On Friday Feb 2, Vice President Kamala Harris called into The Clay Cane Show in Orangeburg, S.C. to pay her respects to Madison who passed away on Feb. 1 at the age of 74.
“Whenever there was a moment in terms of what was happening in our country, which was a significant moment, an inflection moment, I always talked with Joe Madison,” Harris said. “He would always be able to, in the conversation, remind us all about the history on an issue. He always had a perspective that is a reflection of the voice of the people.”
While reflecting on their relationship, the Vice President shared that Joe was one of her very first interviews after being sworn in as a Senator – becoming only the second Black woman to serve in the U.S. Senate.
Harris also noted her admiration for Joe’s spirit of optimism, his championing of voting rights, and how he always challenged people to respond to challenging moments by asking of themselves, “what are you going to do about it?”
Willie Jolley, a nationally syndicated voice on XM radio said, “Joe Madison was not only a dear friend but when I went to XM 21 years ago he was one of my advisers on how to become successful in that medium.”
“Eighteen years later I have the best self-help show in the country” Jolley said. “Getting good counsel from Joe Madison in terms of How to speak to a national audience. He had a tremendous impact on my radio career…He was fearless and committed,” Jolley said. “He just didn’t talk the talk he literally walk the walk. He was consistent. He had mentees pouring into others.”
Pouring into others and being a model for youth was a major part of Joe Madison’s life, says Hazel Trice Edney, editor-in-chief of the Trice Edney News Wire. She was president of the Capital Press Club, when it honored Madison with an award during the organization’s 70th anniversary celebration in 2014.
“Joe was a consummate mentor who never said no when I asked to bring my Howard University mass communications class to visit him at SiriusXM Radio. He and his wife, Sharon, who was his producer, would even email to remind me that they are welcome,” she said. Edney recalled one particular instance in which Madison allowed her students to participate with him on a radio interview. “Joe was one of a kind; never afraid; always keenly focused like the Eagle that he called himself. Prayerfully, his style and commitment has been infectious to produce others to run with the torch for justice.”

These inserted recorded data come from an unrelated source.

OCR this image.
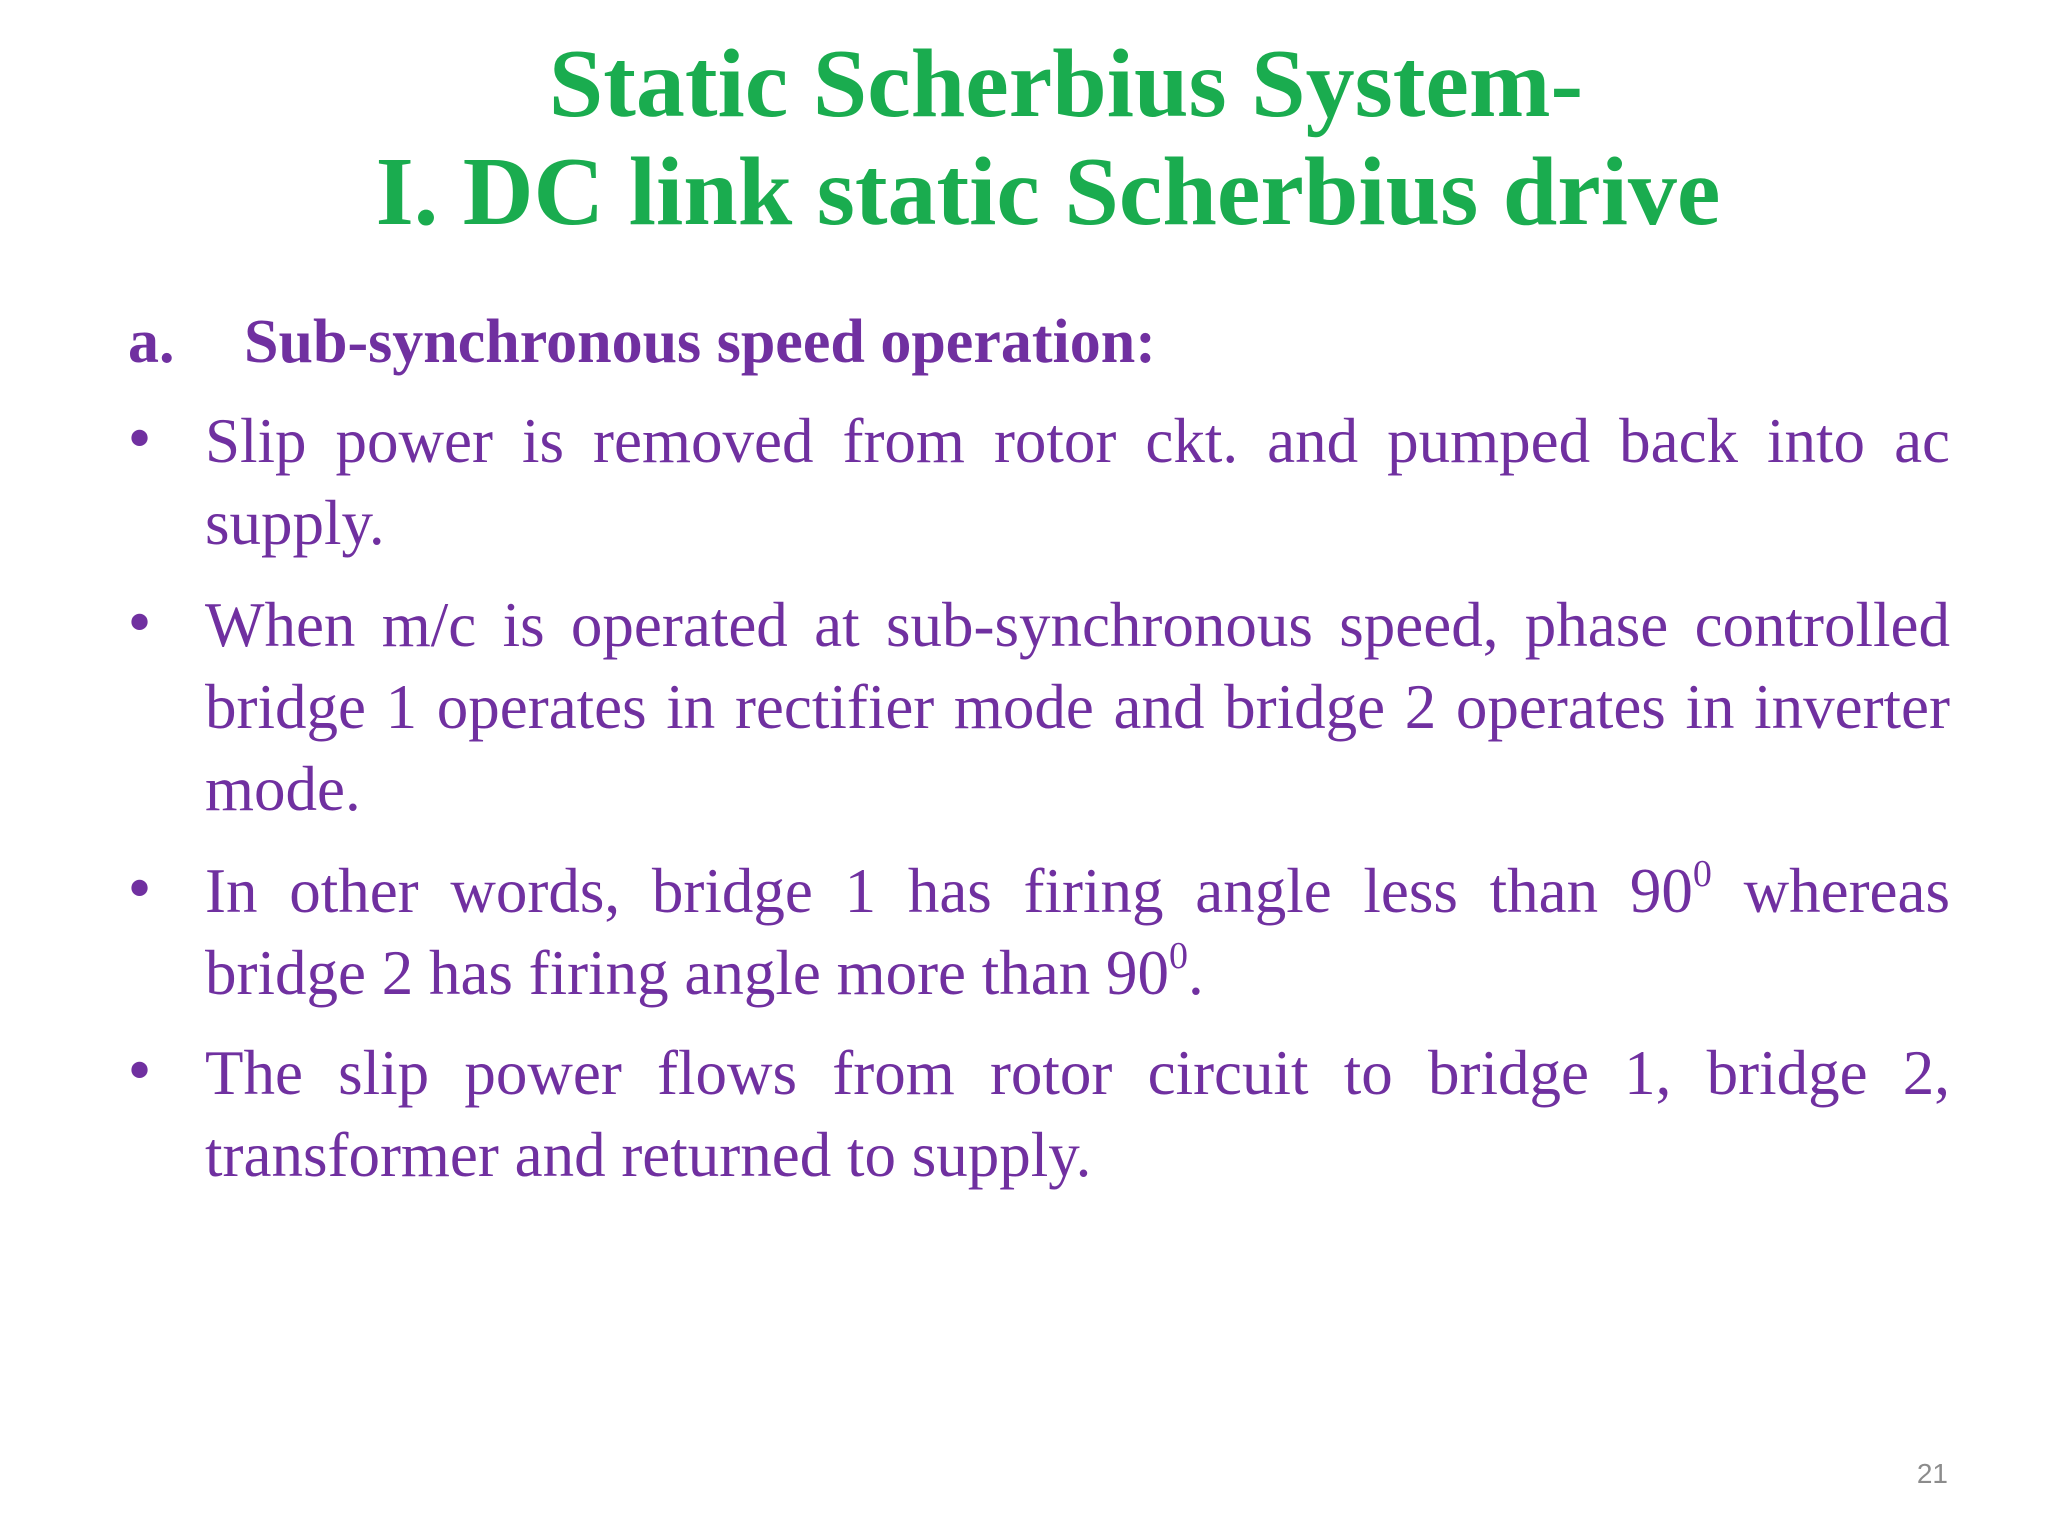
Static Scherbius System-
I. DC link static Scherbius drive
a. Sub-synchronous speed operation:
• Slip power is removed from rotor ckt. and pumped back into ac supply.
• When m/c is operated at sub-synchronous speed, phase controlled bridge 1 operates in rectifier mode and bridge 2 operates in inverter mode.
• In other words, bridge 1 has firing angle less than $90^0$ whereas bridge 2 has firing angle more than $90^0$.
• The slip power flows from rotor circuit to bridge 1, bridge 2, transformer and returned to supply.
21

Rev. Al Sharpton on Instagram, said, “He was not just a supreme radio host he was a global activist. He raised the issue of slavery in the Sudan almost single handedly. I raised his Sudan work in my speech at the Democratic National Convention in 2004 when I was running for President.”
Dr. Ben Chavis, Executive Director of the National Newspaper Association, said that going forward, “We need a clear clarion voice that represents all of the interest of Black America amid all of the distractions and noise. When people hear a clear voice, they respond. The NNPA is focused on being that clear voice.”
Joseph Edward Madison was born in Dayton, Ohio, on June 16, 1949. He and his younger sister were raised by their grandparents after his parents “abandoned” them when he was 2, according to his 2021 memoir, that was called, “Radio Active.”
According to his official bio, Madison was an All-Conference running back at Washington University in St. Louis where he was also a baritone soloist in the university choir and a disc jockey at the campus radio station. He earned his bachelor’s degree in sociology and was the first person in his family to graduate college. Washington University also awarded Madison an honorary doctorate largely because of his community service and his impact.